Keringat membanjiri tubuhku yang tengah mencangkul kebun milik salah seorang tetanggaku di ujung Desa Kesamen. Kebun yang akan di tanami pohon Singkong letaknya 2 Kilo meter dari rumahku. Setelah tidak ada kabar tentang proyek yang ada di desa Kalimanah, Aku melakukan aktivitas apapun untuk bisa membantu keuangan Ibuku. Tak pernah Aku pilah-pilih dengan pekerjaan yang akan di tanganinya. Bila hasil yang di peroleh berstatus halal dan Thoyib, Aku akan bekerja dengan ke sungguhan hati. Ah, Aku hanya bersyukur karena bisa mengurangi beban Ibuku yang sudah tak bersuami lagi. Dengan pekerjaanku yang sekarang ini aku berharap dapat mengurangi kegelisahan Ibu yang akan melihat putranya melangsungkan pernikahan dengan beban biaya cukup banyak.
Matahari sudah tepat berada di ubun-ubun kepalaku yang berambut tebal. Aku bersyukur di beri kelebihan rambut mirip Jacky Chan sehingga terik matahari yang memanggang kepalaku bisa berkurang rasanya. Walapun aku sudah memakai Topi sebagai pelindung kepala, tetapi panasnya masih terasa di ubun-ubun kepalaku.
Aku membuat Gubuk lebar sebagai tempat berteduh. Di samping sebagai tempat untuk Sholat. Karena jarak Masjid dari kebun termasuk jauh. Kira-kira satu jam pulang pergi.
Siang makin terik. Ku putuskan untuk beristirahat sambil menikmati singkong rebus yang ku bawa dari rumah. Rasanya nikmat sekali. Teh dingin dari teko menambah rasa nikmat sampai ke ubun-ubun.
“ Mas Marko!.” Sebuah teriakan mengagetkanku yang tengah mengamati kebun habis di cangkul. Aku mencari sumber suara yang sangat ku kenal.
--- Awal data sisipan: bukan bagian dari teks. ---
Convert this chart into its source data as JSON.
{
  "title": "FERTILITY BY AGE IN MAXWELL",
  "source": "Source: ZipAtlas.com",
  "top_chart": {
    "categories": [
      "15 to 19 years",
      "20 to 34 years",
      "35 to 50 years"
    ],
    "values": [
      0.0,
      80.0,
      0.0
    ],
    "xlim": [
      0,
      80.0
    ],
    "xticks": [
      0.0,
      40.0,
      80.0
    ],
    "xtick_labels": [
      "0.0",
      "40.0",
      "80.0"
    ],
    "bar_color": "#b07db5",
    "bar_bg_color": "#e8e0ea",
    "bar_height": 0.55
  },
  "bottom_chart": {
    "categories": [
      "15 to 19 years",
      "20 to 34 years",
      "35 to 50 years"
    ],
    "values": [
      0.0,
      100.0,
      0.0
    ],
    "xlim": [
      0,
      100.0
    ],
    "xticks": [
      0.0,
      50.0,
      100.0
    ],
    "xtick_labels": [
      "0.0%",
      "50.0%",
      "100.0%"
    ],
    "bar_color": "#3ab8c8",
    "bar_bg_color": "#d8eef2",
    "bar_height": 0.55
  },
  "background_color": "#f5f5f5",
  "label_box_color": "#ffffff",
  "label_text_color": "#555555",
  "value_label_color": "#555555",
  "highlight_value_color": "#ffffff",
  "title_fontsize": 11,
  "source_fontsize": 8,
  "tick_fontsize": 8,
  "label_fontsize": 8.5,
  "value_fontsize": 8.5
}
Letakku termasuk di lembah yang di kelilingi oleh bukit-bukit kecil dengan semak-semak rendah membuatku mendongak ke atas melihat wujud sang pemanggil.
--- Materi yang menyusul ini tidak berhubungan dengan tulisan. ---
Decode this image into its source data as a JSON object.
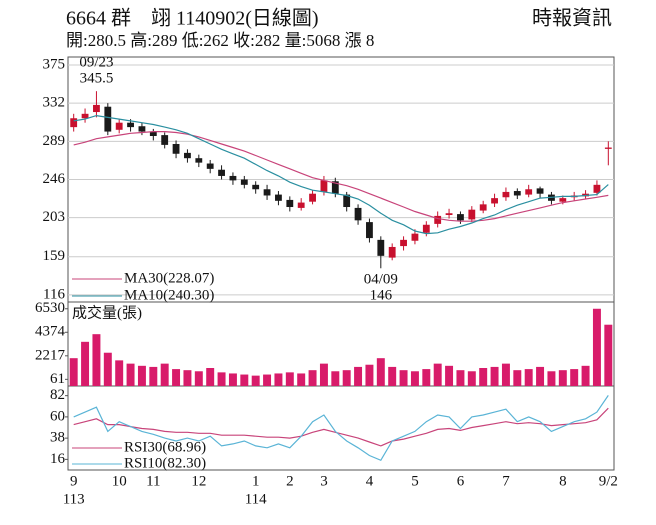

Aku melihat keatas bukit kecil yang di penuhi oleh pohon Pete Cina, Jambu Monyet dan semak-semak setinggi pinggang orang dewasa.
“ Ada apa Tiky!.” Aku berteriak karena hembusan angin dapat mengaburkan panggilanku.
“ Mba Nara Mas!.” Adikku menyebutkan sebuah nama yang sudah sangat ku kenal dalam sudut hatiku.